American conductor David Zinman warns me that tonight's Alpine Symphony concert by the New Zealand Symphony Orchestra is a once-in-a-decade experience. "It's a great piece," he enthuses. "It takes you up the mountain slowly and down very fast. And it's a very well-constructed symphony."
Richard Strauss' 1915 Alpine Symphony is a veritable Everest of a symphonic poem.
"You don't get to do it very often as it's so huge and expensive," Zinman continues, listing the extravagances Strauss calls for, from extra horns offstage and an increased string section, to a heckelphone, best described as a giant oboe.
He worries that our Town Hall organ might not be up to it, but relaxes when I tell him the restored Klais instrument could drown out the orchestra if it so desired. "It can certainly be put to use in the storm scene then," he laughs.
The Prague Symphony that opens the evening is unequivocally "great Mozart" with an ingeniously contrapuntal first movement that has "everything in there that you could ever want".
Zinman pauses when I ask whether he will be giving us Mozart's music as the audiences of 1787 might have heard it. "I do take into account what we know about authentic performance styles," he explains. "But I'm not one of those non-vibrato nuts."
After a distinguished career in his native United States, Zinman cemented an international reputation with Zurich's Tonhalle Orchestra. He has been its music director since 1995, with his contract now extended until 2015. "I'll be almost 80 then, so I can retire."

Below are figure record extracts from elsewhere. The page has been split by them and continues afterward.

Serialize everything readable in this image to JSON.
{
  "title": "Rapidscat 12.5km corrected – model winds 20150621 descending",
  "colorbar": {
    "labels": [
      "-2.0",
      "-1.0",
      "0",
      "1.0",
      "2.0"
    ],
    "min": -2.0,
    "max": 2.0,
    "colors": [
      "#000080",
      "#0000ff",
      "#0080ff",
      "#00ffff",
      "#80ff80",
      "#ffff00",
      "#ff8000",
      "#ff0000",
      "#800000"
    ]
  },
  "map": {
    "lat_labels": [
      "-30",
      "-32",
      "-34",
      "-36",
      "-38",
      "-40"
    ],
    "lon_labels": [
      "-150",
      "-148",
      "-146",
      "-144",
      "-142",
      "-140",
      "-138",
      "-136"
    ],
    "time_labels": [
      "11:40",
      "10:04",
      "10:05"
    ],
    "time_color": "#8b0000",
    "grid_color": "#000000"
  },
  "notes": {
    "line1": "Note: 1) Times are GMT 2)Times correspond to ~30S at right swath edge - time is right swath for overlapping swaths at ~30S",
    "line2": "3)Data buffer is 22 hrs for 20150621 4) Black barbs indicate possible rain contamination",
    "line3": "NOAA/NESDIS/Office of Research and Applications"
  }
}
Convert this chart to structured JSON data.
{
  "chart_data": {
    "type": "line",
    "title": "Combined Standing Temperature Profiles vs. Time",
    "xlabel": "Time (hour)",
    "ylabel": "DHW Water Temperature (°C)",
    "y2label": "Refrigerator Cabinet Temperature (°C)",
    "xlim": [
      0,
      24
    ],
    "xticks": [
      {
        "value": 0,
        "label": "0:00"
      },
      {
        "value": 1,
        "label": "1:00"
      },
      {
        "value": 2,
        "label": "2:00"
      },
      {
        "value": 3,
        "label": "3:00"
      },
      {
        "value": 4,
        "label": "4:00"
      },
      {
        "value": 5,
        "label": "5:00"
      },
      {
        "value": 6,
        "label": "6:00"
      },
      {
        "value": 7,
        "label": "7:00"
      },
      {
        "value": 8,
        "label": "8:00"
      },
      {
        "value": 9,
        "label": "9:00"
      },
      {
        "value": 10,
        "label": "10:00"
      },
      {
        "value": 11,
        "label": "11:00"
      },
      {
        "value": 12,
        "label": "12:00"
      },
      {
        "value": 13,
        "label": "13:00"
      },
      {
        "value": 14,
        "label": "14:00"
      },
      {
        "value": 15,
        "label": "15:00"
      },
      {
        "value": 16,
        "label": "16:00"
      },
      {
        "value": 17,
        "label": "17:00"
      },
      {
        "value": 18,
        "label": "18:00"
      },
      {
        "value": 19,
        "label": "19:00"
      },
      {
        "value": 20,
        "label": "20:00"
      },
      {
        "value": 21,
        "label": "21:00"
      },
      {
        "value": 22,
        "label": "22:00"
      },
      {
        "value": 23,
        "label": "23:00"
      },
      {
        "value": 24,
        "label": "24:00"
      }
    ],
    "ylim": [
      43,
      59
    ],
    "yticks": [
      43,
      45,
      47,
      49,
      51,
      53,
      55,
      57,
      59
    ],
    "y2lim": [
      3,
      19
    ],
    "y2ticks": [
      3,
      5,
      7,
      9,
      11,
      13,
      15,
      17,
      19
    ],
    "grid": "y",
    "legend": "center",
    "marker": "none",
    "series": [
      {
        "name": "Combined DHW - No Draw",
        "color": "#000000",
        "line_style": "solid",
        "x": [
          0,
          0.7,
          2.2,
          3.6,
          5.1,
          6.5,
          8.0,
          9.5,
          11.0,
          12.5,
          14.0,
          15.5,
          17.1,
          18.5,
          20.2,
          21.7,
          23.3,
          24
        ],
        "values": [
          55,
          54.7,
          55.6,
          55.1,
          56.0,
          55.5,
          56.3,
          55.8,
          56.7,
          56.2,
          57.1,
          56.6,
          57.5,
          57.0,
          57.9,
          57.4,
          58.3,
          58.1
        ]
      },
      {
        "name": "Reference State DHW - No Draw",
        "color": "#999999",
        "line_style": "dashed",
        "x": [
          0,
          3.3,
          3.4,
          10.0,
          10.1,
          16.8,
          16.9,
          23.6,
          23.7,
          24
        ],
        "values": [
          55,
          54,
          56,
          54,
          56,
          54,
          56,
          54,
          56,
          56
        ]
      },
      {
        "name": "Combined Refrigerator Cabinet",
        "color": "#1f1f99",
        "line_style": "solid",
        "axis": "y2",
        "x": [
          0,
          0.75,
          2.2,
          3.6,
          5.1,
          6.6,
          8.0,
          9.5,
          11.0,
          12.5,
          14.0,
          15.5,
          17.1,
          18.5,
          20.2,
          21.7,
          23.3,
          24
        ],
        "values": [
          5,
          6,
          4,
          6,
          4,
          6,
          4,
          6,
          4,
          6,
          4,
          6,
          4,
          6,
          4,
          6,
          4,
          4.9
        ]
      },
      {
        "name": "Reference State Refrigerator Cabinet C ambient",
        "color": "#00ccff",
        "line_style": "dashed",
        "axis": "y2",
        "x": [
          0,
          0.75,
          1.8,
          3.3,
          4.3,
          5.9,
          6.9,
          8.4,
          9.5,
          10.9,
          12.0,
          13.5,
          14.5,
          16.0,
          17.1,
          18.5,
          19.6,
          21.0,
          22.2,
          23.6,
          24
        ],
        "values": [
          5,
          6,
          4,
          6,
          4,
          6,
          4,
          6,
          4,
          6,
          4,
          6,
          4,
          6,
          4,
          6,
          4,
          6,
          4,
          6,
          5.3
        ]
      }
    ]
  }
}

Zurich has been "a place that was about moving forward," he says. "I have an orchestra that doesn't have to worry whether it will be there next year and we don't have to negotiate salaries every three years."
Of Zinman's many critically praised recordings with this orchestra, the most celebrated is his complete cycle of Beethoven symphonies which "were recorded using the ideas I had already tried out with many other orchestras".
In 2006 there was a boxed set of the complete Strauss symphonic poems, along with the later Oboe Concerto and Four Last Songs, "beautiful pieces that sum up what Strauss had to say".
But don't ask this genial American to conduct Strauss' ballet, Joseph's Legend. He positively dislikes it and "could only do it if I wanted to punish an orchestra".
Which brings up the issue of what does a conductor do when he has to tackle a score for which he has little sympathy. "Every once in a while you have to," he cautions. "It happens more with concertos than symphonic pieces. You just fake it or try to find a way to love it - and sometimes you do end up loving it."
From his European vantage point, Zinman does worry about the health of the American music scene. "We're facing a crisis. When I was growing up, classical music was something that immigrants brought to America; they wanted to have it.
"That's changed now and their children are less interested, their children's children even less so. And when I worked in Baltimore there were four newspapers, each with a music critic. Now there's only one writer, coming up with two inches a week. There isn't someone creating the desire to go to a concert, which a good music critic does."